Epidermolysis bullosa is an inherited genetic disease of autosomal dominant inheritance. It is characterized by skin disorders: formation of bubbles in the different layers of the epidermis.
Definition of epidermolysis bullosa
Epidermolysis bullosa is an inherited pathology, which is characterized by skin damage: bubble formation through the different layers of the epidermis, then erosion thereof.
This pathology develops very early in the child, usually at birth. It can result in local skin disorders, or more general.
Causes of epidermolysis bullosa
Epidermolysis bullosa is a hereditary disease. Its origin is genetic and its development is made as a result of genetic mutations within specific genes (of interest).

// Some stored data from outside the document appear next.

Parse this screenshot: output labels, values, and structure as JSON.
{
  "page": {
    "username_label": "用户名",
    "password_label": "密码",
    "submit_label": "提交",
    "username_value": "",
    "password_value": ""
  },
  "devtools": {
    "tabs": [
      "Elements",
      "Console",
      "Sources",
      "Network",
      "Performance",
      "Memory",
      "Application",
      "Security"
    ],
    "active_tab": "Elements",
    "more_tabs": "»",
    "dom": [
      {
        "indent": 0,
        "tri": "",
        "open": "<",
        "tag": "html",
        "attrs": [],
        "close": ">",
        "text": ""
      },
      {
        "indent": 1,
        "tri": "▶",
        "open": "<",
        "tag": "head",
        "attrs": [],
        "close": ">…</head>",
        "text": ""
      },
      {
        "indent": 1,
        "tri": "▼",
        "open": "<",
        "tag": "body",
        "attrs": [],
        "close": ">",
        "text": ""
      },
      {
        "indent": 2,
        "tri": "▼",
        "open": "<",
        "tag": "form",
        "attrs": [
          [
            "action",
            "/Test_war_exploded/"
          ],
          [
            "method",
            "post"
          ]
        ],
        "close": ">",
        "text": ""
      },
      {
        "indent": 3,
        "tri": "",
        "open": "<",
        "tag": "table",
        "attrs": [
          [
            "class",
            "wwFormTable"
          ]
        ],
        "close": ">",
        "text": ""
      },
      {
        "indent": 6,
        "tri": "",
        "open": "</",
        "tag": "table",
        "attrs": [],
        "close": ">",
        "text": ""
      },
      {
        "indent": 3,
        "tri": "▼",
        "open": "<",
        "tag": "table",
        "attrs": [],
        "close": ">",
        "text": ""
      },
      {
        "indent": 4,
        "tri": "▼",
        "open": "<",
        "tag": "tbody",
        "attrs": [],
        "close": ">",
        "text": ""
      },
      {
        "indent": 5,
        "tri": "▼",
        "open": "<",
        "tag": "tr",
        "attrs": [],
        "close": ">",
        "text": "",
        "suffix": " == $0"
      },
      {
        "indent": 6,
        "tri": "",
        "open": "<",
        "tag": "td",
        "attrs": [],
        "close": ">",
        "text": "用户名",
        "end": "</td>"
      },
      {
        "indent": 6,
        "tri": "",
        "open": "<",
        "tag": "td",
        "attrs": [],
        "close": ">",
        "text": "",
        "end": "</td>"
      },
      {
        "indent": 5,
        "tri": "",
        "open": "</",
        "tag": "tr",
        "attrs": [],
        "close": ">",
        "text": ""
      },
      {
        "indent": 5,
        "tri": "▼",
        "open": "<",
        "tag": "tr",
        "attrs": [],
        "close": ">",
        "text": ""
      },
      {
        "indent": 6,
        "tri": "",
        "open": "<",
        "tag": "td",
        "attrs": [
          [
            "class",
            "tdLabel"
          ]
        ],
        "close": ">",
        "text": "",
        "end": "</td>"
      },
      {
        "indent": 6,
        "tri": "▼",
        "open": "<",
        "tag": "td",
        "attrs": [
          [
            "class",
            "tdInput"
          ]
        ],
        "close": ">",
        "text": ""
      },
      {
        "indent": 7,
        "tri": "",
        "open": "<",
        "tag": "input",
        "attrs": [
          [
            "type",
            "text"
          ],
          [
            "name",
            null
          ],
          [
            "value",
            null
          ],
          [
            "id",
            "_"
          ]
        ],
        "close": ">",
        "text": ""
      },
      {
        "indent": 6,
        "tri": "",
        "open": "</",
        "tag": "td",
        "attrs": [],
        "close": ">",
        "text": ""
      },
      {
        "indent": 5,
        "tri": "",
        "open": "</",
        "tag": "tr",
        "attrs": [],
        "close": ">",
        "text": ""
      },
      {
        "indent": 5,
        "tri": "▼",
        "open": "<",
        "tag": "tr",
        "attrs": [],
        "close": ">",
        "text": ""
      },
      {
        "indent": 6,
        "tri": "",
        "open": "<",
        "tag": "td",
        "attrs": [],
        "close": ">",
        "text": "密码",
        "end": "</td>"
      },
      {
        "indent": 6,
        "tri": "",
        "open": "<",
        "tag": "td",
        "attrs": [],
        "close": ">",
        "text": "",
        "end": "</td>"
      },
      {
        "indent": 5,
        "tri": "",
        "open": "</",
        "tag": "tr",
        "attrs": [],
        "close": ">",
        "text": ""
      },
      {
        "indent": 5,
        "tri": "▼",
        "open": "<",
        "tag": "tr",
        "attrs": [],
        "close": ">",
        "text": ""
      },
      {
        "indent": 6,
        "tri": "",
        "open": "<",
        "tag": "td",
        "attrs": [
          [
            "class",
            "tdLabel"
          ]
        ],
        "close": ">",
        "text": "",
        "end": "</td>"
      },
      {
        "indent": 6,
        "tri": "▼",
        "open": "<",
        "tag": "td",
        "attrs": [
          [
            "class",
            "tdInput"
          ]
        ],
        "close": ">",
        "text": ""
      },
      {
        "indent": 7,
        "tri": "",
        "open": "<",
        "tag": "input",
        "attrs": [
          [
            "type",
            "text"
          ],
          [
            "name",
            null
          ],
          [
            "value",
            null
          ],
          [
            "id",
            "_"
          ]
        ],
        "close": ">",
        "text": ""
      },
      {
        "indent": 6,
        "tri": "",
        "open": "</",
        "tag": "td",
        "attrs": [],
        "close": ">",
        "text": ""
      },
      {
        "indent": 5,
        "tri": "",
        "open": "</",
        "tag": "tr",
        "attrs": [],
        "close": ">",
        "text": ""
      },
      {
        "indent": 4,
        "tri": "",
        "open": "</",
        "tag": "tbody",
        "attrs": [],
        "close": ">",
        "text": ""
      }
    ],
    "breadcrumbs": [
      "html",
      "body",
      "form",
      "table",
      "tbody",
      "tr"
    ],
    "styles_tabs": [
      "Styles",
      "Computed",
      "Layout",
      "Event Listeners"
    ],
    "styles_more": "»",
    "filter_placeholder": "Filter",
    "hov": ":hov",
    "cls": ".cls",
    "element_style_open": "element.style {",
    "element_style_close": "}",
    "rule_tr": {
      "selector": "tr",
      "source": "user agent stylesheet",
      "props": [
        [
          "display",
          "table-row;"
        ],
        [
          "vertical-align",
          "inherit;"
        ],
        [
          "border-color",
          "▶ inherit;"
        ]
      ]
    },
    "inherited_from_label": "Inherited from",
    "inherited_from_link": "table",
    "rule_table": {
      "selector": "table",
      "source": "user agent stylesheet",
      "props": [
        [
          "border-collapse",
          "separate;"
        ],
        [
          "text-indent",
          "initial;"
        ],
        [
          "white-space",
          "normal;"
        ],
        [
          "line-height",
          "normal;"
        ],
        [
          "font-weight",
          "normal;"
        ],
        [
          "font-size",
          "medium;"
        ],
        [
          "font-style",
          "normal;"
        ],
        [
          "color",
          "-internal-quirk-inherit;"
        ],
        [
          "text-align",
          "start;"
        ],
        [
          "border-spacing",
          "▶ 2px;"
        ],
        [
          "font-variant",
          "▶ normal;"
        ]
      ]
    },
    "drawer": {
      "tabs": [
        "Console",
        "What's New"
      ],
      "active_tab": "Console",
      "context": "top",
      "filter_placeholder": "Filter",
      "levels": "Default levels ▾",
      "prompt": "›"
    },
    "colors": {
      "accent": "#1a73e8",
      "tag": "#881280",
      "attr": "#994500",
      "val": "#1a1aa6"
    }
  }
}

Transmission of the disease is autosomal dominant. Either the gene of interest involved in the disease is located on an autosome (non-sexual chromosome) or the presence of a single copy of both alleles is sufficient to cause the disease.
Different subtypes of the specific mutated gene exist and cause different consequences. The diagnosis then makes it possible to determine this specificity and to adapt its support.

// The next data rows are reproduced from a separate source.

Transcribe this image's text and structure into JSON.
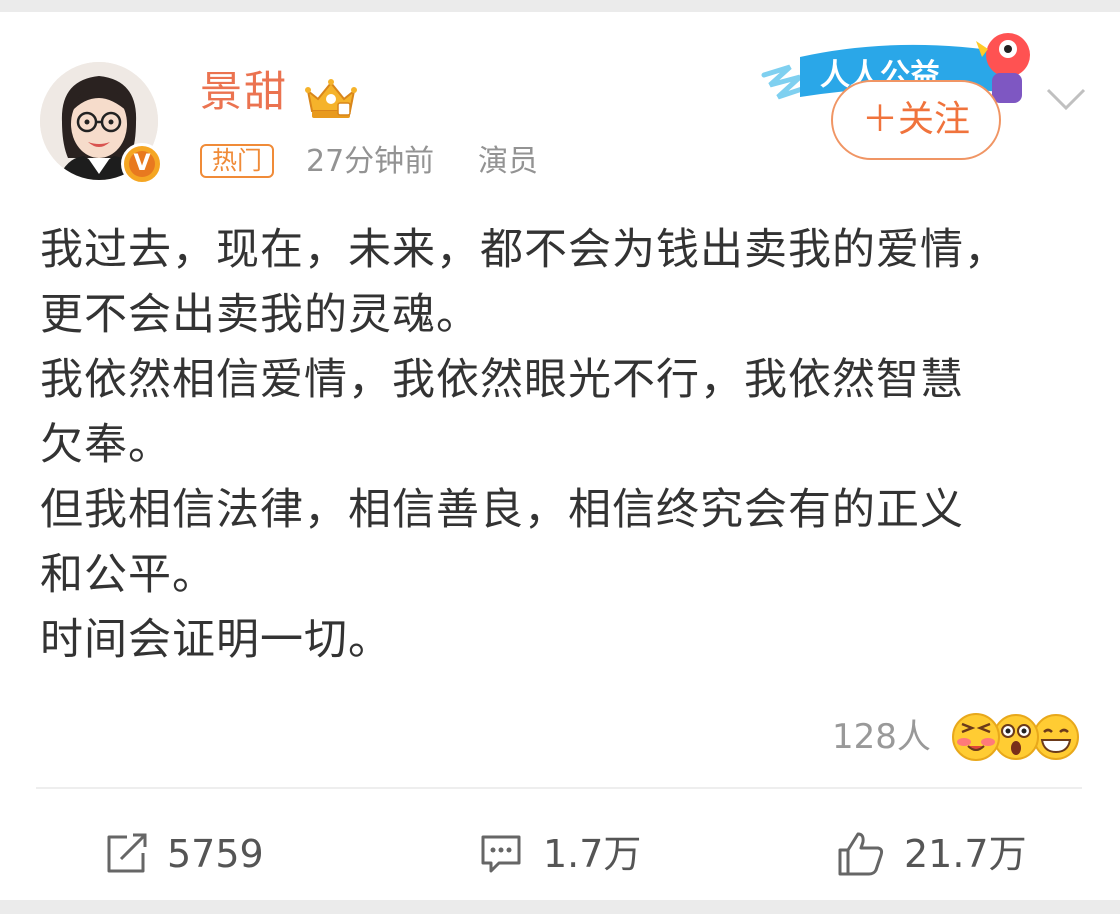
{
  "post": {
    "author": {
      "name": "景甜",
      "avatar_icon": "avatar-photo",
      "verified_badge": "V",
      "crown_icon": "crown-icon"
    },
    "hot_tag": "热门",
    "time": "27分钟前",
    "source": "演员",
    "follow_button": "＋关注",
    "banner_text": "人人公益",
    "content_lines": [
      "我过去，现在，未来，都不会为钱出卖我的爱情，",
      "更不会出卖我的灵魂。",
      "我依然相信爱情，我依然眼光不行，我依然智慧",
      "欠奉。",
      "但我相信法律，相信善良，相信终究会有的正义",
      "和公平。",
      "时间会证明一切。"
    ],
    "reactions": {
      "count": "128人",
      "emojis": [
        "blush-emoji",
        "surprised-emoji",
        "grin-emoji"
      ]
    },
    "actions": {
      "repost": "5759",
      "comment": "1.7万",
      "like": "21.7万"
    }
  },
  "colors": {
    "username": "#eb7350",
    "accent_orange": "#f08b38",
    "text": "#333333",
    "meta": "#939393"
  }
}
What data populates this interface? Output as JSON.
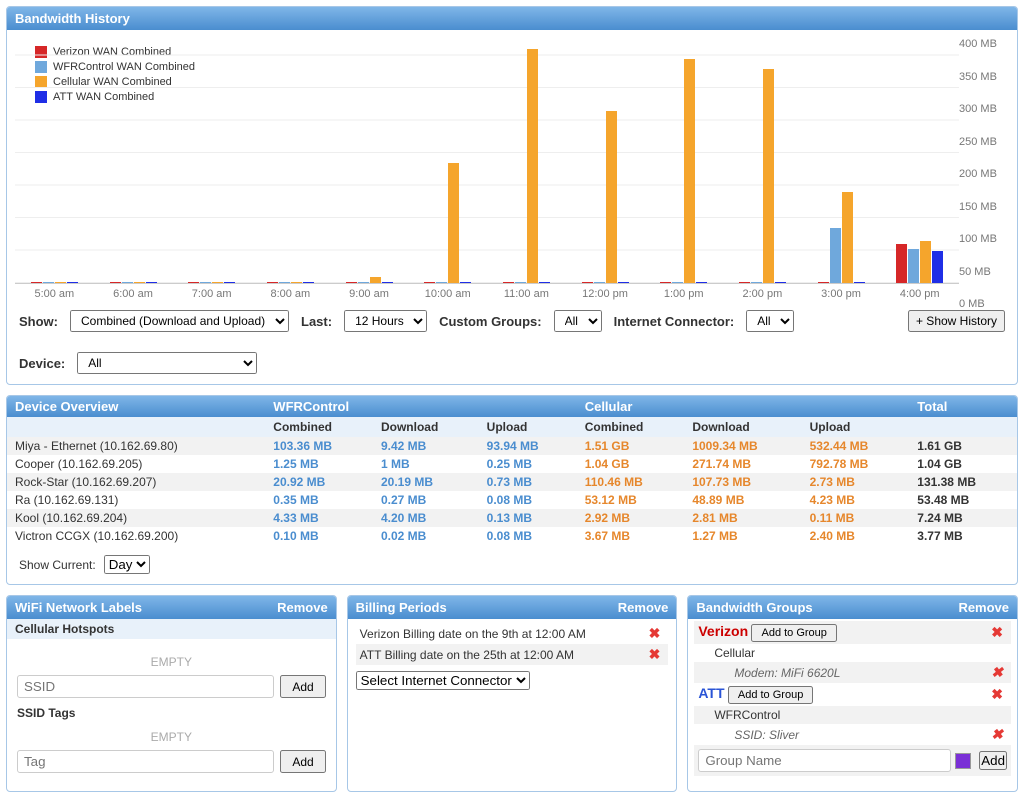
{
  "bandwidth_history": {
    "title": "Bandwidth History",
    "legend": [
      {
        "label": "Verizon WAN Combined",
        "color": "#d62728"
      },
      {
        "label": "WFRControl WAN Combined",
        "color": "#6fa8dc"
      },
      {
        "label": "Cellular WAN Combined",
        "color": "#f5a52c"
      },
      {
        "label": "ATT WAN Combined",
        "color": "#1f2ee6"
      }
    ],
    "controls": {
      "show_label": "Show:",
      "show_value": "Combined (Download and Upload)",
      "last_label": "Last:",
      "last_value": "12 Hours",
      "groups_label": "Custom Groups:",
      "groups_value": "All",
      "connector_label": "Internet Connector:",
      "connector_value": "All",
      "device_label": "Device:",
      "device_value": "All",
      "show_history": "+ Show History"
    }
  },
  "chart_data": {
    "type": "bar",
    "title": "Bandwidth History",
    "ylabel": "MB",
    "ylim": [
      0,
      400
    ],
    "categories": [
      "5:00 am",
      "6:00 am",
      "7:00 am",
      "8:00 am",
      "9:00 am",
      "10:00 am",
      "11:00 am",
      "12:00 pm",
      "1:00 pm",
      "2:00 pm",
      "3:00 pm",
      "4:00 pm"
    ],
    "y_ticks": [
      "400 MB",
      "350 MB",
      "300 MB",
      "250 MB",
      "200 MB",
      "150 MB",
      "100 MB",
      "50 MB",
      "0 MB"
    ],
    "series": [
      {
        "name": "Verizon WAN Combined",
        "color": "#d62728",
        "values": [
          0,
          0,
          0,
          0,
          0,
          0,
          0,
          0,
          0,
          0,
          0,
          60
        ]
      },
      {
        "name": "WFRControl WAN Combined",
        "color": "#6fa8dc",
        "values": [
          0,
          0,
          0,
          0,
          0,
          0,
          0,
          0,
          0,
          0,
          85,
          52
        ]
      },
      {
        "name": "Cellular WAN Combined",
        "color": "#f5a52c",
        "values": [
          2,
          2,
          1,
          2,
          10,
          185,
          360,
          265,
          345,
          330,
          140,
          65
        ]
      },
      {
        "name": "ATT WAN Combined",
        "color": "#1f2ee6",
        "values": [
          0,
          0,
          0,
          0,
          0,
          0,
          0,
          0,
          0,
          0,
          0,
          50
        ]
      }
    ]
  },
  "device_overview": {
    "title": "Device Overview",
    "group_wfr": "WFRControl",
    "group_cell": "Cellular",
    "group_total": "Total",
    "col_combined": "Combined",
    "col_download": "Download",
    "col_upload": "Upload",
    "rows": [
      {
        "name": "Miya - Ethernet (10.162.69.80)",
        "wfr_c": "103.36 MB",
        "wfr_d": "9.42 MB",
        "wfr_u": "93.94 MB",
        "cel_c": "1.51 GB",
        "cel_d": "1009.34 MB",
        "cel_u": "532.44 MB",
        "total": "1.61 GB"
      },
      {
        "name": "Cooper (10.162.69.205)",
        "wfr_c": "1.25 MB",
        "wfr_d": "1 MB",
        "wfr_u": "0.25 MB",
        "cel_c": "1.04 GB",
        "cel_d": "271.74 MB",
        "cel_u": "792.78 MB",
        "total": "1.04 GB"
      },
      {
        "name": "Rock-Star (10.162.69.207)",
        "wfr_c": "20.92 MB",
        "wfr_d": "20.19 MB",
        "wfr_u": "0.73 MB",
        "cel_c": "110.46 MB",
        "cel_d": "107.73 MB",
        "cel_u": "2.73 MB",
        "total": "131.38 MB"
      },
      {
        "name": "Ra (10.162.69.131)",
        "wfr_c": "0.35 MB",
        "wfr_d": "0.27 MB",
        "wfr_u": "0.08 MB",
        "cel_c": "53.12 MB",
        "cel_d": "48.89 MB",
        "cel_u": "4.23 MB",
        "total": "53.48 MB"
      },
      {
        "name": "Kool (10.162.69.204)",
        "wfr_c": "4.33 MB",
        "wfr_d": "4.20 MB",
        "wfr_u": "0.13 MB",
        "cel_c": "2.92 MB",
        "cel_d": "2.81 MB",
        "cel_u": "0.11 MB",
        "total": "7.24 MB"
      },
      {
        "name": "Victron CCGX (10.162.69.200)",
        "wfr_c": "0.10 MB",
        "wfr_d": "0.02 MB",
        "wfr_u": "0.08 MB",
        "cel_c": "3.67 MB",
        "cel_d": "1.27 MB",
        "cel_u": "2.40 MB",
        "total": "3.77 MB"
      }
    ],
    "show_current_label": "Show Current:",
    "show_current_value": "Day"
  },
  "wifi_labels": {
    "title": "WiFi Network Labels",
    "remove": "Remove",
    "hotspots_label": "Cellular Hotspots",
    "empty": "EMPTY",
    "ssid_placeholder": "SSID",
    "tags_label": "SSID Tags",
    "tag_placeholder": "Tag",
    "add": "Add"
  },
  "billing": {
    "title": "Billing Periods",
    "remove": "Remove",
    "rows": [
      "Verizon Billing date on the 9th at 12:00 AM",
      "ATT Billing date on the 25th at 12:00 AM"
    ],
    "select_label": "Select Internet Connector"
  },
  "bw_groups": {
    "title": "Bandwidth Groups",
    "remove": "Remove",
    "add_to_group": "Add to Group",
    "add": "Add",
    "group_placeholder": "Group Name",
    "verizon": {
      "name": "Verizon",
      "children": [
        {
          "name": "Cellular",
          "sub": "Modem: MiFi 6620L"
        }
      ]
    },
    "att": {
      "name": "ATT",
      "children": [
        {
          "name": "WFRControl",
          "sub": "SSID: Sliver"
        }
      ]
    }
  }
}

Who is affected by epidermolysis bullosa?
This cutaneous involvement particularly affects young children, with development usually at birth.
Evolution and possible complications of epidermolysis bullosa
Epidermolysis bullosa is hereditary and dependent on the subtype of the mutated gene of interest. In this sense, the prognosis of the disease is equally dependent on this subtype.
The life expectancy of patients is the same as a healthy individual, however depending on the subtype involved, the patient may experience an early death.
Symptoms of epidermolysis bullosa
The disease is characterized by skin disorders. These are translated by:
- localized or even more generalized skin erosions
- nail involvement: onychomadesis (falling nails) or dystrophy (nail deformities)
- the formation of grains on the skin, in rare cases.
- lack of skin in certain parts of the body
- Plantar keratoderma (thickening of the skin on the palms of the hands)
- the formation of bubbles also in the mouth
The clinical signs and symptoms of the disease, as well as their importance, are dependent on the subtype of the gene involved in the disease.
Risk factors for epidermolysis bullosa
Since epidermolysis bullosa is a hereditary genetic disease of autosomal dominant inheritance, the risk factor is the presence of the disease in the family context.
The presence of one of the two mutated alleles being sufficient to develop the disease, if one of the parents is affected by the disease, there is therefore a very high probability that the child also develops the pathology.
How to treat epidermolysis bullosa?
The management and treatment of epidermolysis bullosa prevents bubbles from forming on the skin. This is to protect the skin, avoid trauma and any risk of infection following an injury.
Air conditioning is a means of prevention in a context of high heat, to limit the drying of the skin.